O pai, Manuel de Almeida Bello, foi engenheiro dos Caminhos de Ferro de Portugal e responsável pela eletrificação da linha Lisboa-Cascais; a mãe, Maria Isabel Ortigão Burnay, era neta de Ramalho Ortigão. Ser bisneta do escritor português era motivo de orgulho e assunto que fugia frequentemente boca fora em conversas com as relações mais próximas e com as visitas que recebia.

No escritório em Lisboa, recorda ao Observador Rui Carreteiro, arquivista e responsável pelo Arquivo e Biblioteca Eugénio de Almeida, uma das paredes estava forrada com imagens de Ramalho Ortigão e com retratos das figuras intelectuais do século XIX que ficariam conhecidas pelo grupo informal e “jantante”, segundo Eça de Queirós, “Vencidos da Vida”. O hábito da leitura foi, talvez por isso, incutido desde muito cedo e nunca mais a largou, bem como a busca incessante por se manter atualizada. “Ela leu a obra do bisavô, é evidente na bibliografia de Ramalho Ortigão que existe na biblioteca em Évora.”

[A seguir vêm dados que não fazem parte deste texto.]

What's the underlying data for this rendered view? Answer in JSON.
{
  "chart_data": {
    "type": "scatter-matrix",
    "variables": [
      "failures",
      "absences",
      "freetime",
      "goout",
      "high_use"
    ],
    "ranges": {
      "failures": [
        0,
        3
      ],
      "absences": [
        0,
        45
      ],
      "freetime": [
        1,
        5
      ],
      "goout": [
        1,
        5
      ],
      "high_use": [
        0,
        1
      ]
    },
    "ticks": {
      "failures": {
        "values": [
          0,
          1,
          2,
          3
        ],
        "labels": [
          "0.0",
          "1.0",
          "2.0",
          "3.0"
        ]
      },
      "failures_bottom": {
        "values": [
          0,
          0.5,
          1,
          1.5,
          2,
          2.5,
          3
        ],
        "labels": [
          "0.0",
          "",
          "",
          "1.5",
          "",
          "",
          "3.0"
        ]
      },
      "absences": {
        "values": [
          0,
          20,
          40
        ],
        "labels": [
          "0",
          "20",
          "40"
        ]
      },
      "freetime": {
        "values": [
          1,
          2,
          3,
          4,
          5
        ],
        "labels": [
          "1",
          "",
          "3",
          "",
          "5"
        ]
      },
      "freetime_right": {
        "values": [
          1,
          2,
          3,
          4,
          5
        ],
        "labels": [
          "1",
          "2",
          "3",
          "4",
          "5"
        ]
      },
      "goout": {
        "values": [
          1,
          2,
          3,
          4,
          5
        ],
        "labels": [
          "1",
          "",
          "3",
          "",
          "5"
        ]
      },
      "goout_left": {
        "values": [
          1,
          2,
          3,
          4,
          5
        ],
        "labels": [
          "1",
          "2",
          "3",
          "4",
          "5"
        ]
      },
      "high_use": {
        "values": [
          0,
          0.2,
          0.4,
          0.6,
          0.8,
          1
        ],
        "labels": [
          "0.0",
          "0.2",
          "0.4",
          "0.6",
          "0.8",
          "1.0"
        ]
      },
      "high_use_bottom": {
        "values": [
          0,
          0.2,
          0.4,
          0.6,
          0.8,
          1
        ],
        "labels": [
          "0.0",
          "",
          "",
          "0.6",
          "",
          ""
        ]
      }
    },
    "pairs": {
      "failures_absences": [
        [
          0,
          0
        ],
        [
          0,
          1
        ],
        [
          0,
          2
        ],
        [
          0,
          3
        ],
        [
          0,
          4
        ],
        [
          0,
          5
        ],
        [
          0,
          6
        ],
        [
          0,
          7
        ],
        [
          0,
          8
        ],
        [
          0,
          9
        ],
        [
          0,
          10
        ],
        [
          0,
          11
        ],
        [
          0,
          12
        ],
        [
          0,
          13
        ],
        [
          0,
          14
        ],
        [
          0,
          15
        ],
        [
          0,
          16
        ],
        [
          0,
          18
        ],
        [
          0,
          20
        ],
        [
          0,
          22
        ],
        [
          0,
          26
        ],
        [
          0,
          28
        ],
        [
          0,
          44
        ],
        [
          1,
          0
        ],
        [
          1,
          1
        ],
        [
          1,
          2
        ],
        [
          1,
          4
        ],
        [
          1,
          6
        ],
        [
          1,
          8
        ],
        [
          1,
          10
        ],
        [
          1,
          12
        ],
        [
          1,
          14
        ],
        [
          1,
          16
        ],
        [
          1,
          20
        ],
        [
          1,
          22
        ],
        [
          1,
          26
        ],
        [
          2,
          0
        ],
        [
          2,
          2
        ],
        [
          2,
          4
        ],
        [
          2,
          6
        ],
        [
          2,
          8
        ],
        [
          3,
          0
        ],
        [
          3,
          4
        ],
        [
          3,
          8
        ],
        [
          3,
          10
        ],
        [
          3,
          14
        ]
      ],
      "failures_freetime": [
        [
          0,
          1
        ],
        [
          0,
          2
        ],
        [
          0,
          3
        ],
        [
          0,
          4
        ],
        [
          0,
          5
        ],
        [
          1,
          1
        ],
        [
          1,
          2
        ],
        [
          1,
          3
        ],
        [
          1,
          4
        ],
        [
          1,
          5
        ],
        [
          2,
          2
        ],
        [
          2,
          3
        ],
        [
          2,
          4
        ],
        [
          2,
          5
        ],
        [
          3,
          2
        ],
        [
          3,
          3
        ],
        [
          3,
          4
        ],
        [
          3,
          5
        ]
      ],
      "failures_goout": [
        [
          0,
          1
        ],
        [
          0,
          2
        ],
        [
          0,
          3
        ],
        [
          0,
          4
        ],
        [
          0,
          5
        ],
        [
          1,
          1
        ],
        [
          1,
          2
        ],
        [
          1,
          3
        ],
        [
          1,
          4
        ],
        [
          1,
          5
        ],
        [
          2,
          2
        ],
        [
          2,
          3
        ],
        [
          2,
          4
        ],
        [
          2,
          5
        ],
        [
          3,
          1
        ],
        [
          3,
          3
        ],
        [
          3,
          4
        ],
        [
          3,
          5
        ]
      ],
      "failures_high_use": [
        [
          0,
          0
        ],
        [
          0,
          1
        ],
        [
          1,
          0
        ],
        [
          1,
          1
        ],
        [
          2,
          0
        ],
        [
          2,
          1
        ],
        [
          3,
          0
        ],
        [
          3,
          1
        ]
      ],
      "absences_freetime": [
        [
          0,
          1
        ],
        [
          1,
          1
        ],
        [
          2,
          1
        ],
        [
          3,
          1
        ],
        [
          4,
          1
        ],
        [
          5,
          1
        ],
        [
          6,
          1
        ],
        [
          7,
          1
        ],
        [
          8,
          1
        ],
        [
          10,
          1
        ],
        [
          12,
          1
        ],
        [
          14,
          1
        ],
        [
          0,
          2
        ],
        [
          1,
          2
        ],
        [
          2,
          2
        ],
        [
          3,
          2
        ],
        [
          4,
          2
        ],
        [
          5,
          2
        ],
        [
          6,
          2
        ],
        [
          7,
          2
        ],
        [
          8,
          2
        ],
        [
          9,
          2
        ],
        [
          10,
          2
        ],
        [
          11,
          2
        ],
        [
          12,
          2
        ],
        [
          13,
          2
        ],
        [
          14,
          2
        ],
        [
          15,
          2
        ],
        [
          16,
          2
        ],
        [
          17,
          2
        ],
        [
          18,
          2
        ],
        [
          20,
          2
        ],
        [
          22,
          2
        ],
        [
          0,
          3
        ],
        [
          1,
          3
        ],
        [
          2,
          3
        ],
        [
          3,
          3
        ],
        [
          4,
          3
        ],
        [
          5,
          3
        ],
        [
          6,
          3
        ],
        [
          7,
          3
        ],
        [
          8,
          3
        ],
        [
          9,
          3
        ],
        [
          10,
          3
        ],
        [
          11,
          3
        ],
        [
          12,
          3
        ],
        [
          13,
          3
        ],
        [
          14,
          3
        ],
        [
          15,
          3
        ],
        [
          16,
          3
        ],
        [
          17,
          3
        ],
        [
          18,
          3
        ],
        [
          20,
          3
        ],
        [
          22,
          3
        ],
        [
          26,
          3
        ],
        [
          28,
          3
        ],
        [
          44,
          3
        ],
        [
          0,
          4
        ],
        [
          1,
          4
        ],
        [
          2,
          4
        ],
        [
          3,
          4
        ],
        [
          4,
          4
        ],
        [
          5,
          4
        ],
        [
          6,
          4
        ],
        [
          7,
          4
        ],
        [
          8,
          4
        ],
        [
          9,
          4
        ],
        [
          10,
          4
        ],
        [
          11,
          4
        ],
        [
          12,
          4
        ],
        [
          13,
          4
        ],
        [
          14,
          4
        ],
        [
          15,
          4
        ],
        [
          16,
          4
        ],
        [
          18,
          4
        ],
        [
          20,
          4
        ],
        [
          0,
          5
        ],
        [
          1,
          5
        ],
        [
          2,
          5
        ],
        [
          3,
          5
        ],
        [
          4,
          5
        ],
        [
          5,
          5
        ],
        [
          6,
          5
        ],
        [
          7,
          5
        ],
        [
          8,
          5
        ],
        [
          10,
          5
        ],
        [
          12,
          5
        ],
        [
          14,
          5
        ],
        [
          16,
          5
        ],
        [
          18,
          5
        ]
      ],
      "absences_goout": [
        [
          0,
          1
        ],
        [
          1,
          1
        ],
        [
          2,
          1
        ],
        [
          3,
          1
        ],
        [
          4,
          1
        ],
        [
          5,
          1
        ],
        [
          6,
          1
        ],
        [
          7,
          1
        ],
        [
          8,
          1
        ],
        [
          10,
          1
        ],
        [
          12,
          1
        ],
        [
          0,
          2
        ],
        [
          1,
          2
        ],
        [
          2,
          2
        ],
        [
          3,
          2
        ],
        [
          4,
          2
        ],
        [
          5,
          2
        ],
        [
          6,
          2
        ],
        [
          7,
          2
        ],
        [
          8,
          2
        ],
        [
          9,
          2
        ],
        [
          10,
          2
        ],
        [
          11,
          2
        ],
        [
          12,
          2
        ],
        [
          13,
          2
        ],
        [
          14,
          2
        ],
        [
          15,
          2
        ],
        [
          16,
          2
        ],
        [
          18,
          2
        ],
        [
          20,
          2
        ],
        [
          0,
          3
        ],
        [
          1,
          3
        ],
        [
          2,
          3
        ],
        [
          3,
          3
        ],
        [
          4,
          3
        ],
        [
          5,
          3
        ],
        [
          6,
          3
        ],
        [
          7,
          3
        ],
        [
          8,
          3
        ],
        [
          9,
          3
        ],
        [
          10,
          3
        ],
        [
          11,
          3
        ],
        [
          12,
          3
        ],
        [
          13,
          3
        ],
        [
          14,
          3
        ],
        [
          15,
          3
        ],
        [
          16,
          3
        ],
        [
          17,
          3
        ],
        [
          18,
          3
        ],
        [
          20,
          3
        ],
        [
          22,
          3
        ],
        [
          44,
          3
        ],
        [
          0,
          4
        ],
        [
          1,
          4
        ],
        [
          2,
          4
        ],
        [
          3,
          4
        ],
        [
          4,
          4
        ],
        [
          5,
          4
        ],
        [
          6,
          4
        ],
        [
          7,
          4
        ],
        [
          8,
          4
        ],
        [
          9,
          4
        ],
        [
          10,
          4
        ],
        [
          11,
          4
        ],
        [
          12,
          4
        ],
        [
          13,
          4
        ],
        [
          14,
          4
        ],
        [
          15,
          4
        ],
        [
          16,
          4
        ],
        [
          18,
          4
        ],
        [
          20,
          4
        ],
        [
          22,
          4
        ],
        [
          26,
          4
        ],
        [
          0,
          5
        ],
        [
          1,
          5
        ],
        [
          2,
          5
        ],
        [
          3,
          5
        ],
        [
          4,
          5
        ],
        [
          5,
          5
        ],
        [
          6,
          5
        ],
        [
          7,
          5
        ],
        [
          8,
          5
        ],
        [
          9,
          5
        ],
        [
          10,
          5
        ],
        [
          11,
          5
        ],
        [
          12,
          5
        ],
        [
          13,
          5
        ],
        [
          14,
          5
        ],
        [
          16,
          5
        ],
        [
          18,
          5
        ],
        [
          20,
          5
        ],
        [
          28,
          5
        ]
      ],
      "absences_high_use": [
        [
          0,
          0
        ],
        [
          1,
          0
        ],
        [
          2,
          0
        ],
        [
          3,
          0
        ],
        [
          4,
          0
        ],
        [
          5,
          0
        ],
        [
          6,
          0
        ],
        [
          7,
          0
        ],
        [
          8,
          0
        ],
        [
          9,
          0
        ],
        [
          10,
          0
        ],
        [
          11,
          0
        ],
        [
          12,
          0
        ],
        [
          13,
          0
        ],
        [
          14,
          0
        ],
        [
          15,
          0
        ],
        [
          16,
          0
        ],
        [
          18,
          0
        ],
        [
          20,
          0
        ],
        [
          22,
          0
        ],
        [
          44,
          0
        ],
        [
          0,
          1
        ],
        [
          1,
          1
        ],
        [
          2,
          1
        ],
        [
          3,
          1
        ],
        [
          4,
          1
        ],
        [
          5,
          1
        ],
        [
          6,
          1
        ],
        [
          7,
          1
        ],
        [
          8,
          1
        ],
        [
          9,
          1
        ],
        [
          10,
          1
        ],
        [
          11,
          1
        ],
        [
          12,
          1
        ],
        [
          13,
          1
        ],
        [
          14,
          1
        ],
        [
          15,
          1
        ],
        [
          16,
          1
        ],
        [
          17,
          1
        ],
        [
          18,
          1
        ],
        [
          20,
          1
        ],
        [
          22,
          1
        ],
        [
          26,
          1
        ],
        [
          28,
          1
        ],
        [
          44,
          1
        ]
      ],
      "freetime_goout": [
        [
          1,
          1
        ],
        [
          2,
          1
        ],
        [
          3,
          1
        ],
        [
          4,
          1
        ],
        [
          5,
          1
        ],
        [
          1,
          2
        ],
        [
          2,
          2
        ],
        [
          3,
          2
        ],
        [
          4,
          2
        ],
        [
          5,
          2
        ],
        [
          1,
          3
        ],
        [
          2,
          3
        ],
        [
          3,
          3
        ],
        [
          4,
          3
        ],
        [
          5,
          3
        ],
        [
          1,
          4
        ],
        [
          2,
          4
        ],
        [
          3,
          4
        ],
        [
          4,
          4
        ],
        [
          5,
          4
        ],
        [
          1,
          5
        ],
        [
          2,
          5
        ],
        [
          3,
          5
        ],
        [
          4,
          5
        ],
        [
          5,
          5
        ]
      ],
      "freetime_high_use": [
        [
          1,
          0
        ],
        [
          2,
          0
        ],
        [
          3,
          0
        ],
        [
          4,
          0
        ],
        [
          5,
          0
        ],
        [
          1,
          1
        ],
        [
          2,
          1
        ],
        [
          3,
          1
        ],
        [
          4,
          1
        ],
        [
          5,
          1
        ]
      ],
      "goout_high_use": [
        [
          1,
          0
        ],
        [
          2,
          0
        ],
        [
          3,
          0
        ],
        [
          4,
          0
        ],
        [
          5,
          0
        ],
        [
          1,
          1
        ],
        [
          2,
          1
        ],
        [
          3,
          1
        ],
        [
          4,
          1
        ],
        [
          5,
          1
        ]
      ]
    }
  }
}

A mecenas era grande adepta da vela e do mar

Autor desconhecido / Fundação Eugénio de Almeida, ABEA

O casamento com o “homem do mundo” e o peso dos antepassados

O casamento com Vasco Maria Eugénio de Almeida, Conde de Vill’Alva, em 1948, marca de forma profunda a vida da mulher que viveu para contar 95 anos. “Não foi uma festa, foi uma cerimónia íntima, só com a família e os amigos mais próximos. Não foi uma coisa mundana, mas foi divertidíssimo”, recordaria Maria Teresa naquela que muito provavelmente foi a última entrevista que deu (em 2013 à revista “Portefólio” da FEA). Sobre o casamento diria que foi “o momento alto” da vida, ao salientar a “sorte notável” e a vida “extraordinária” em conjunto, também ela marcada por constantes viagens, incluindo destinos como África, continente onde uma das irmãs chegou a viver, ou a então União Soviética. Questionada sobre o que mais lhe deixava saudades, Maria Teresa responderia uma vez mais “o meu marido”. “Sem ele a vida não é vida. Hoje vivo de outra forma, muito protegida, mas não é a mesma coisa”.

"Éramos muito amigos e a amizade é essencial num casamento. Não tivemos filhos é certo, mas tivemos muitos amigos e familiares que nos encheram os dias."
Maria Teresa Teresa Eugénio de Almeida, em entrevista à revista Portefólio da FEA

Vasco Maria, como também era tratado, era considerado pela mulher “um homem fora de série” e de “grande sensibilidade”, com o rol de elogios a estender-se ao prólogo da primeira e única biografia que dele existe, “Vasco Vill’Alva – Uma presença no Alentejo”, criada a pedido da própria Maria Teresa para que a vida e obra do mecenas não caísse em esquecimento. E é por lá que o distingue como pessoa “de raras virtudes” e “exemplo de um verdadeiro cristão”. “O meu marido considerava-se um ‘fiel depositário’ dos bens com que foi contemplado em vida e, sempre que possível, colocava-os ao serviço da comunidade de acordo com determinados princípios e valores: os da humanidade e da solidariedade.”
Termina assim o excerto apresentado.